The churches in the district were quite small. Usually only eight to 12 people were in attendance each Sabbath. Most who attended were quite passive and many members refused to take any leadership responsibility. Because the district was so big, Douglas was away a great of time. The members expected me, as the pastor's wife, to take responsibility for most of the church duties. I was expected to be the church elder, lesson teacher, motivator and general caretaker of the church.
I tried very hard to meet the needs of the local people. 1 gave Bible studies, taught classes on nutrition, better cooking methods, sewing and knitting, listened to members and non-members who were critical of the church and nurtured the members as best I could. It was a really hard time for me in that district. With so many responsibilities and so many expectations to fill, I eventually burned out and gave up my work to spend time with my family. Al times, I felt I was failing my duty as a shepherdess.
I was still very involved with the ministry in the area. I was busy planning and preparing for a Dorcas Federation, which was to take place April 24, 1996, when we were informed we were being transferred to a mission school (Nyahuni) in Murewa District. My family and 1 were dismayed. We wondered what would happen to all the programs we had started. Tears gushed from my eyes as I looked at my field, flourishing with different crops, of which we had not picked first fruits yet. Since I was not employed, my only income came from selling the fruits of the field.

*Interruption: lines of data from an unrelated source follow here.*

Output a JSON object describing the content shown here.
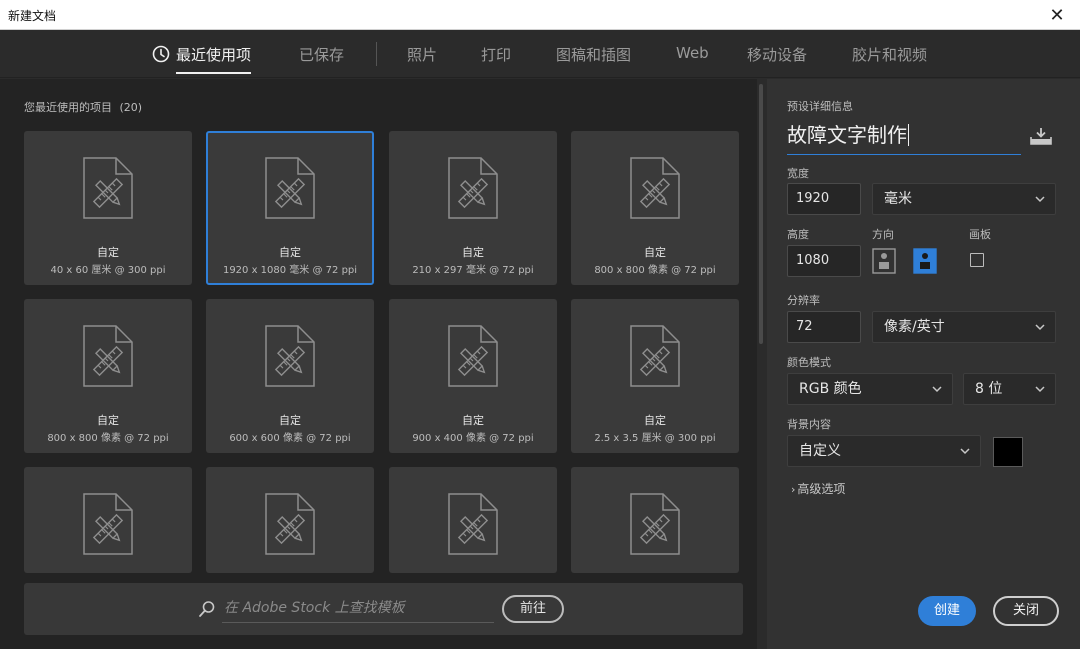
{
  "window": {
    "title": "新建文档",
    "close_glyph": "✕"
  },
  "tabs": [
    {
      "label": "最近使用项"
    },
    {
      "label": "已保存"
    },
    {
      "label": "照片"
    },
    {
      "label": "打印"
    },
    {
      "label": "图稿和插图"
    },
    {
      "label": "Web"
    },
    {
      "label": "移动设备"
    },
    {
      "label": "胶片和视频"
    }
  ],
  "recent": {
    "label": "您最近使用的项目",
    "count": "(20)",
    "items": [
      {
        "name": "自定",
        "dims": "40 x 60 厘米 @ 300 ppi"
      },
      {
        "name": "自定",
        "dims": "1920 x 1080 毫米 @ 72 ppi"
      },
      {
        "name": "自定",
        "dims": "210 x 297 毫米 @ 72 ppi"
      },
      {
        "name": "自定",
        "dims": "800 x 800 像素 @ 72 ppi"
      },
      {
        "name": "自定",
        "dims": "800 x 800 像素 @ 72 ppi"
      },
      {
        "name": "自定",
        "dims": "600 x 600 像素 @ 72 ppi"
      },
      {
        "name": "自定",
        "dims": "900 x 400 像素 @ 72 ppi"
      },
      {
        "name": "自定",
        "dims": "2.5 x 3.5 厘米 @ 300 ppi"
      }
    ]
  },
  "search": {
    "placeholder": "在 Adobe Stock 上查找模板",
    "go_label": "前往"
  },
  "details": {
    "section_label": "预设详细信息",
    "doc_name": "故障文字制作",
    "width_label": "宽度",
    "width_value": "1920",
    "unit_value": "毫米",
    "height_label": "高度",
    "height_value": "1080",
    "orientation_label": "方向",
    "artboard_label": "画板",
    "resolution_label": "分辨率",
    "resolution_value": "72",
    "resolution_unit": "像素/英寸",
    "color_mode_label": "颜色模式",
    "color_mode_value": "RGB 颜色",
    "bit_depth_value": "8 位",
    "background_label": "背景内容",
    "background_value": "自定义",
    "background_color": "#000000",
    "advanced_label": "高级选项"
  },
  "footer": {
    "create_label": "创建",
    "close_label": "关闭"
  },
  "colors": {
    "accent": "#2f7fd8"
  }
}
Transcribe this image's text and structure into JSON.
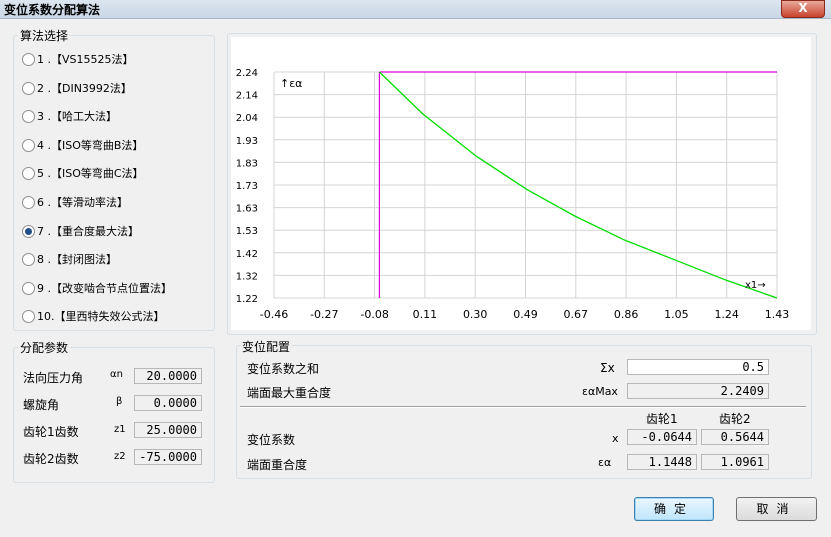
{
  "window": {
    "title": "变位系数分配算法",
    "close_label": "X"
  },
  "method_group": {
    "title": "算法选择",
    "selected_index": 6,
    "items": [
      {
        "label": "1 .【VS15525法】"
      },
      {
        "label": "2 .【DIN3992法】"
      },
      {
        "label": "3 .【哈工大法】"
      },
      {
        "label": "4 .【ISO等弯曲B法】"
      },
      {
        "label": "5 .【ISO等弯曲C法】"
      },
      {
        "label": "6 .【等滑动率法】"
      },
      {
        "label": "7 .【重合度最大法】"
      },
      {
        "label": "8 .【封闭图法】"
      },
      {
        "label": "9 .【改变啮合节点位置法】"
      },
      {
        "label": "10.【里西特失效公式法】"
      }
    ]
  },
  "params_group": {
    "title": "分配参数",
    "rows": [
      {
        "label": "法向压力角",
        "symbol": "αn",
        "value": "20.0000"
      },
      {
        "label": "螺旋角",
        "symbol": "β",
        "value": "0.0000"
      },
      {
        "label": "齿轮1齿数",
        "symbol": "z1",
        "value": "25.0000"
      },
      {
        "label": "齿轮2齿数",
        "symbol": "z2",
        "value": "-75.0000"
      }
    ]
  },
  "config_group": {
    "title": "变位配置",
    "sum_label": "变位系数之和",
    "sum_symbol": "Σx",
    "sum_value": "0.5",
    "max_label": "端面最大重合度",
    "max_symbol": "εαMax",
    "max_value": "2.2409",
    "col1": "齿轮1",
    "col2": "齿轮2",
    "coef_label": "变位系数",
    "coef_symbol": "x",
    "coef_values": [
      "-0.0644",
      "0.5644"
    ],
    "ratio_label": "端面重合度",
    "ratio_symbol": "εα",
    "ratio_values": [
      "1.1448",
      "1.0961"
    ]
  },
  "buttons": {
    "ok": "确定",
    "cancel": "取消"
  },
  "chart_data": {
    "type": "line",
    "ylabel": "↑εα",
    "xlabel": "x1→",
    "x_ticks": [
      "-0.46",
      "-0.27",
      "-0.08",
      "0.11",
      "0.30",
      "0.49",
      "0.67",
      "0.86",
      "1.05",
      "1.24",
      "1.43"
    ],
    "y_ticks": [
      "2.24",
      "2.14",
      "2.04",
      "1.93",
      "1.83",
      "1.73",
      "1.63",
      "1.53",
      "1.42",
      "1.32",
      "1.22"
    ],
    "xlim": [
      -0.46,
      1.43
    ],
    "ylim": [
      1.22,
      2.24
    ],
    "grid": true,
    "series": [
      {
        "color": "#00dd00",
        "x": [
          -0.064,
          0.1,
          0.3,
          0.49,
          0.67,
          0.86,
          1.05,
          1.24,
          1.43
        ],
        "y": [
          2.24,
          2.05,
          1.86,
          1.71,
          1.59,
          1.48,
          1.39,
          1.3,
          1.22
        ]
      }
    ],
    "reference_lines": {
      "color": "#dd00dd",
      "vertical_x": -0.064,
      "horizontal_y": 2.24
    }
  }
}
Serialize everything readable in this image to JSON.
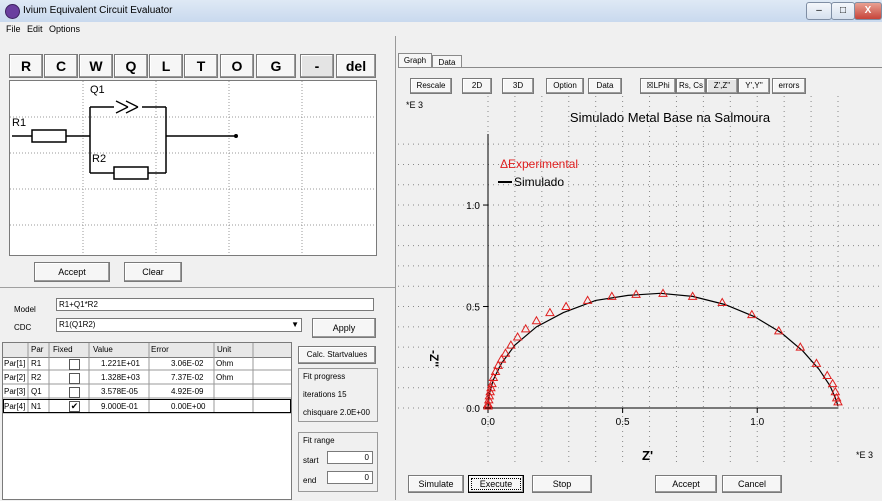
{
  "window": {
    "title": "Ivium Equivalent Circuit Evaluator",
    "min": "–",
    "max": "□",
    "close": "X"
  },
  "menu": [
    "File",
    "Edit",
    "Options"
  ],
  "components": [
    "R",
    "C",
    "W",
    "Q",
    "L",
    "T",
    "O",
    "G",
    "-",
    "del"
  ],
  "circuit": {
    "r1": "R1",
    "q1": "Q1",
    "r2": "R2"
  },
  "accept_label": "Accept",
  "clear_label": "Clear",
  "model": {
    "label": "Model",
    "value": "R1+Q1*R2"
  },
  "cdc": {
    "label": "CDC",
    "value": "R1(Q1R2)"
  },
  "apply_label": "Apply",
  "table": {
    "headers": [
      "",
      "Par",
      "Fixed",
      "Value",
      "Error",
      "Unit"
    ],
    "rows": [
      {
        "id": "Par[1]",
        "par": "R1",
        "fixed": false,
        "value": "1.221E+01",
        "error": "3.06E-02",
        "unit": "Ohm"
      },
      {
        "id": "Par[2]",
        "par": "R2",
        "fixed": false,
        "value": "1.328E+03",
        "error": "7.37E-02",
        "unit": "Ohm"
      },
      {
        "id": "Par[3]",
        "par": "Q1",
        "fixed": false,
        "value": "3.578E-05",
        "error": "4.92E-09",
        "unit": ""
      },
      {
        "id": "Par[4]",
        "par": "N1",
        "fixed": true,
        "value": "9.000E-01",
        "error": "0.00E+00",
        "unit": ""
      }
    ]
  },
  "calc_label": "Calc. Startvalues",
  "fit": {
    "progress_label": "Fit progress",
    "iterations": "iterations 15",
    "chisquare": "chisquare 2.0E+00"
  },
  "fit_range": {
    "label": "Fit range",
    "start_label": "start",
    "start": "0",
    "end_label": "end",
    "end": "0"
  },
  "tabs": [
    "Graph",
    "Data"
  ],
  "graph_buttons": [
    "Rescale",
    "2D",
    "3D",
    "Option",
    "Data"
  ],
  "view_buttons": [
    "☒LPhi",
    "Rs, Cs",
    "Z',Z''",
    "Y',Y''",
    "errors"
  ],
  "bottom_buttons": [
    "Simulate",
    "Execute",
    "Stop",
    "Accept",
    "Cancel"
  ],
  "chart_data": {
    "type": "scatter",
    "title": "Simulado Metal Base na Salmoura",
    "xlabel": "Z'",
    "ylabel": "-Z''",
    "x_scale_label": "*E 3",
    "y_scale_label": "*E 3",
    "xlim": [
      0,
      1.3
    ],
    "ylim": [
      0,
      1.35
    ],
    "xticks": [
      "0.0",
      "0.5",
      "1.0"
    ],
    "yticks": [
      "0.0",
      "0.5",
      "1.0"
    ],
    "grid": true,
    "legend_placement": "top-left",
    "series": [
      {
        "name": "Experimental",
        "marker": "triangle",
        "color": "#e02020",
        "x": [
          0.0,
          0.0,
          0.003,
          0.005,
          0.008,
          0.011,
          0.015,
          0.02,
          0.028,
          0.038,
          0.05,
          0.065,
          0.085,
          0.11,
          0.14,
          0.18,
          0.23,
          0.29,
          0.37,
          0.46,
          0.55,
          0.65,
          0.76,
          0.87,
          0.98,
          1.08,
          1.16,
          1.22,
          1.26,
          1.28,
          1.29,
          1.295,
          1.3
        ],
        "y": [
          0.01,
          0.02,
          0.04,
          0.06,
          0.08,
          0.1,
          0.12,
          0.15,
          0.18,
          0.21,
          0.24,
          0.27,
          0.31,
          0.35,
          0.39,
          0.43,
          0.47,
          0.5,
          0.53,
          0.55,
          0.56,
          0.565,
          0.55,
          0.52,
          0.46,
          0.38,
          0.3,
          0.22,
          0.16,
          0.12,
          0.08,
          0.05,
          0.03
        ]
      },
      {
        "name": "Simulado",
        "line": true,
        "color": "#000000",
        "x": [
          0.0,
          0.005,
          0.02,
          0.05,
          0.1,
          0.18,
          0.28,
          0.4,
          0.52,
          0.64,
          0.76,
          0.88,
          0.99,
          1.09,
          1.17,
          1.23,
          1.27,
          1.29,
          1.3
        ],
        "y": [
          0.0,
          0.07,
          0.14,
          0.22,
          0.31,
          0.4,
          0.47,
          0.53,
          0.555,
          0.565,
          0.55,
          0.51,
          0.45,
          0.37,
          0.28,
          0.19,
          0.11,
          0.05,
          0.01
        ]
      }
    ]
  }
}
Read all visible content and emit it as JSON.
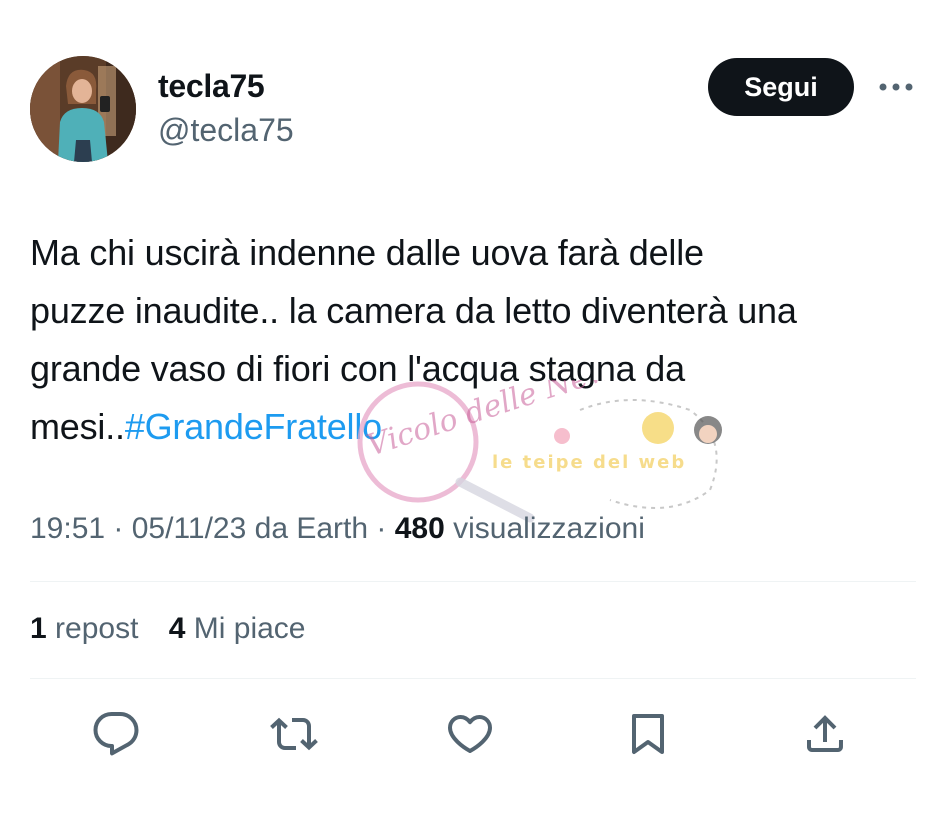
{
  "author": {
    "display_name": "tecla75",
    "handle": "@tecla75"
  },
  "header": {
    "follow_label": "Segui",
    "more_icon": "more-dots-icon"
  },
  "tweet": {
    "lines": [
      "Ma chi uscirà indenne dalle uova farà delle",
      "puzze inaudite.. la camera da letto diventerà una",
      "grande vaso di fiori con l'acqua stagna da",
      "mesi.."
    ],
    "hashtag": "#GrandeFratello"
  },
  "meta": {
    "time": "19:51",
    "sep1": " · ",
    "date": "05/11/23",
    "source": " da Earth",
    "sep2": " · ",
    "views_count": "480",
    "views_label": " visualizzazioni"
  },
  "stats": {
    "reposts_count": "1",
    "reposts_label": " repost",
    "likes_count": "4",
    "likes_label": " Mi piace"
  },
  "actions": {
    "reply_icon": "reply-icon",
    "repost_icon": "repost-icon",
    "like_icon": "heart-icon",
    "bookmark_icon": "bookmark-icon",
    "share_icon": "share-icon"
  },
  "watermarks": {
    "left_text": "Vicolo delle News",
    "right_text": "le teipe del web"
  },
  "colors": {
    "text": "#0f1419",
    "secondary": "#536471",
    "link": "#1d9bf0",
    "button_bg": "#0f1419",
    "divider": "#eff3f4"
  }
}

For several days we waited for the truck that was to transport our belongings to our new district. On January 20, 1996, we moved to the Mission. It was raining heavily on that day and our hearts were heavy as we loaded the lorry (open truck) in the rains, covered the goods with tattered, muddy plastic and drove off through the rain to the mission, which was about 23 km. away.
We have been here for several months and have found there is much work to be done at the Mission. The "ladies group" Dorcas is very weak. Though there are about 40 women at the Mission, only three to five women attend. The people are not very social, gossip is rampant and hatred permeates many relationships. I feel a tremendous responsibility to help improve the situation for I know it is destroying all that is good.
I pray to God for unity in this Mission. Prayer bands have been started, lessons and activities that promote friendship and unity have been planned, and witnessing and visiting one another has been encouraged.
Though the challenges before me are sometimes overwhelming, my faith in God and the miracles He can perform keep me optimistic. Like my fellow shepherdesses, I stand firm on the solid rock (Christ) through thick and thin.